“When we’re out on the fireline, it’s not a safe environment. It’s not a safe job. It’s dangerous,” said Anthony Powers, a former wildland fire fighter – or hotshot – and current Burbank, CA Local 778 member. “If anything, the job has gotten increasingly treacherous.”
Wildland fire fighters are on the line year-round thanks to rising temperatures associated with climate change and prolonged drought-like conditions.
In 90-to-115-degree heat, wearing 40-60 pounds of gear, they hike the fireline and work quickly to contain and extinguish fires, which can change direction, pick up speed, and grow with fluctuations in the weather. Shifts during the initial attack on the fire can last three days before they switch to a more manageable 24-hour shift.
“Growing up, all I ever wanted to be was a wildland fire fighter. And there’s nothing better than the comradery that comes with being with a crew on a wildfire for three weeks straight,” said Geoff Trapani, a former CAL FIRE Local 2881 fire fighter and current Ontario, CA Local 1430. “But it’s not without its sacrifices.”
The hours are long and exhausting, family life often suffers, and pay is not on par with municipal counterparts.
Days, sometimes weeks, on the fireline …
“Before 2007, when the Fire Fighter Bill of Rights passed the state legislature and stopped indefinite stints on a fire, you had to be prepared to be out 40-60 days sometimes if you wanted to wear the patch,” said Kevin McKeown, a member of Local 2881. “It’s always satisfying to complete a mission and know you did a good job, but those longer campaign fires are hard on the mind and the body.”
It is challenging to keep stints on the fireline short. With each wildfire season, the fires are getting more ferocious. In fact, seven of the last 10 years have set records for size and intensity.
Local 2881 member Steve Morgado noted that one of the longest stints he spent on the fireline was actually after 2007. The 2021 Dixie Fire spanned five California counties, becoming the largest single (non-complex) wildfire in the state’s history. Before the fire was extinguished, it burned 1,505 square miles.

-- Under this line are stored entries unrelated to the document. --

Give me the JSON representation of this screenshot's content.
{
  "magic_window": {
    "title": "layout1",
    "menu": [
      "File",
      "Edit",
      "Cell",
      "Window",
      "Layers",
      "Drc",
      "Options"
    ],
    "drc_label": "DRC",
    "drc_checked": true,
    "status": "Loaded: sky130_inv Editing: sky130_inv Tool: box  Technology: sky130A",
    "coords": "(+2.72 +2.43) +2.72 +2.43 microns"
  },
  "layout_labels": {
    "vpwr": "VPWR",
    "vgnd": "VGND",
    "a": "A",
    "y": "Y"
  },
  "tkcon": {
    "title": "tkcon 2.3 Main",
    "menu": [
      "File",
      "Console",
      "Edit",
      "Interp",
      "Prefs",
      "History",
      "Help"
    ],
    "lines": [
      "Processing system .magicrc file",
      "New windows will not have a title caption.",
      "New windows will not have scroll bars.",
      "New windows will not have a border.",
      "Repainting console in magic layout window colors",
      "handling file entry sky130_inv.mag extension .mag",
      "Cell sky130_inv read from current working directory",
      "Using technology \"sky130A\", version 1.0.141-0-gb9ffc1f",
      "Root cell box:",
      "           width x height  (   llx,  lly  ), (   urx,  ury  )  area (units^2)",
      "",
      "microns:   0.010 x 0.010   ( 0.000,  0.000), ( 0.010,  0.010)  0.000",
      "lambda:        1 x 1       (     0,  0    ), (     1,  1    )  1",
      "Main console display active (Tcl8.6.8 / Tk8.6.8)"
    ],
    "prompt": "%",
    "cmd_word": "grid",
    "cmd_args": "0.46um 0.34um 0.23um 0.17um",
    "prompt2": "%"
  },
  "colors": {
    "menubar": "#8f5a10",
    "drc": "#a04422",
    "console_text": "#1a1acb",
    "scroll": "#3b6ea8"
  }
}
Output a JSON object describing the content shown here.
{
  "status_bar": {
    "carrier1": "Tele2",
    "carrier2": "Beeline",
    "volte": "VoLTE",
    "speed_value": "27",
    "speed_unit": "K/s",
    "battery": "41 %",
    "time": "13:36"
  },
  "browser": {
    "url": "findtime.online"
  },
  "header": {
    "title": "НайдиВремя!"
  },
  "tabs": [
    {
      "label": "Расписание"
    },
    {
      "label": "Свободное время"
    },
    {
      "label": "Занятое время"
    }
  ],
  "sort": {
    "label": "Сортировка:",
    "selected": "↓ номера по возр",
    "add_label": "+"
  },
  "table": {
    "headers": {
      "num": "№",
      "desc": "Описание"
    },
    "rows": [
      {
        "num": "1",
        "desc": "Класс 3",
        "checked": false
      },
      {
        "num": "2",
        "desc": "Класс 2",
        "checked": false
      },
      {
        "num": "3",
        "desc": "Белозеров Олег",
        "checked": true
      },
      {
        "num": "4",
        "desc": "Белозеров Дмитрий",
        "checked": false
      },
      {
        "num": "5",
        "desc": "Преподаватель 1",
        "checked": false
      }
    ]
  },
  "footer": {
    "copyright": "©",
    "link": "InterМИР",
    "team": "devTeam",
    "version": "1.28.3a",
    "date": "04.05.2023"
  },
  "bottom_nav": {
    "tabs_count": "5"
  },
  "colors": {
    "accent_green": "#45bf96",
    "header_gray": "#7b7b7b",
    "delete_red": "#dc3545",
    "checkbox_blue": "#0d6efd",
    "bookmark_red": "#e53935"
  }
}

“I ended up spending 64 days on that fire, partly because this fire was located in the area I grew up in, which adds another layer to it,” said Morgado. “Mentally and physically, it was very tough. I wanted to go home to rest and see my family, but I had a job to do.”
Morgado was among thousands of other fire fighters who began each day on the fireline with a morning briefing before riding or hiking to their 12-24 hour shift. Some fire fighters are assigned to hand crews to prevent the fire’s growth, while others are doing everything possible to save homes.
“Whether on hand crew, a dozer, or an engine company, we all share the load. You really build a lot of comradery working as a team on a big fire like the Dixie Fire,” said McKeown, who was there for 32 days. “It is very exhausting, but the satisfaction of completing a mission, saving lives, and protecting property makes it worthwhile.”
Being separated from family is hard …
Leaving family behind for that long is challenging. “Before cell phones, we would have to keep an eye out for a working pay phone and hope for the best,” said McKeown. “Very thankful for my wife for keeping things on track while I’m gone, but I do feel bad when I’m on day 22, and she’s at home dealing with a water leak or some other difficult issue.”
“Cell phones make it easier, but we have to cross our fingers that cell service doesn’t go down. Then, we can do a few minutes of Facetime each day,” said Morgado. “I am very thankful for everything my wife is doing, and I do my best to be as present as possible. We make it work.”
While some can make it work, others find switching to a municipal fire department the best option for family life.
In 2020, Powers left the U.S. Forest Service to join the Burbank Fire Department. “It was tough because I loved that job, but I realized I was spending too much time on ‘pieces of line’ and not enough time with my family. I was missing a lot,” he said. “It was an opportunity to have a different impact on the community, and I still get to go out on wildfires via mutual aid. Some might argue that it’s the best of both worlds.”
“Family separation is a big issue,” said Trapani. “Another big retention issue is that many feel the pinch of being paid less than their municipal counterparts.”
Some relief …
The stresses of the job have led to an uptick in behavioral health issues, which CAL FIRE and Local 2881 are working to address.
The department has implemented a policy requiring fire fighters be sent home to rest and reset if they have been on the fireline for 21 days.
“Before this policy was issued, I could never tell my family how long I would be gone,” said McKeown. “It is easier on the mind when your kids ask you, ‘Daddy, when will I see you again’ to be able to give them a more definitive answer.”
Meanwhile, Local 2881 negotiated a new contract with the state, which increased pay by 2.5 percent at the end of 2022, with another 2 percent raise in both January and June 2023.
The contract also includes a reduction in the workweek from 72 to 66 hours per week. The new hours will be effective in late 2024 to allow time to hire additional fire fighters to accommodate the new schedule.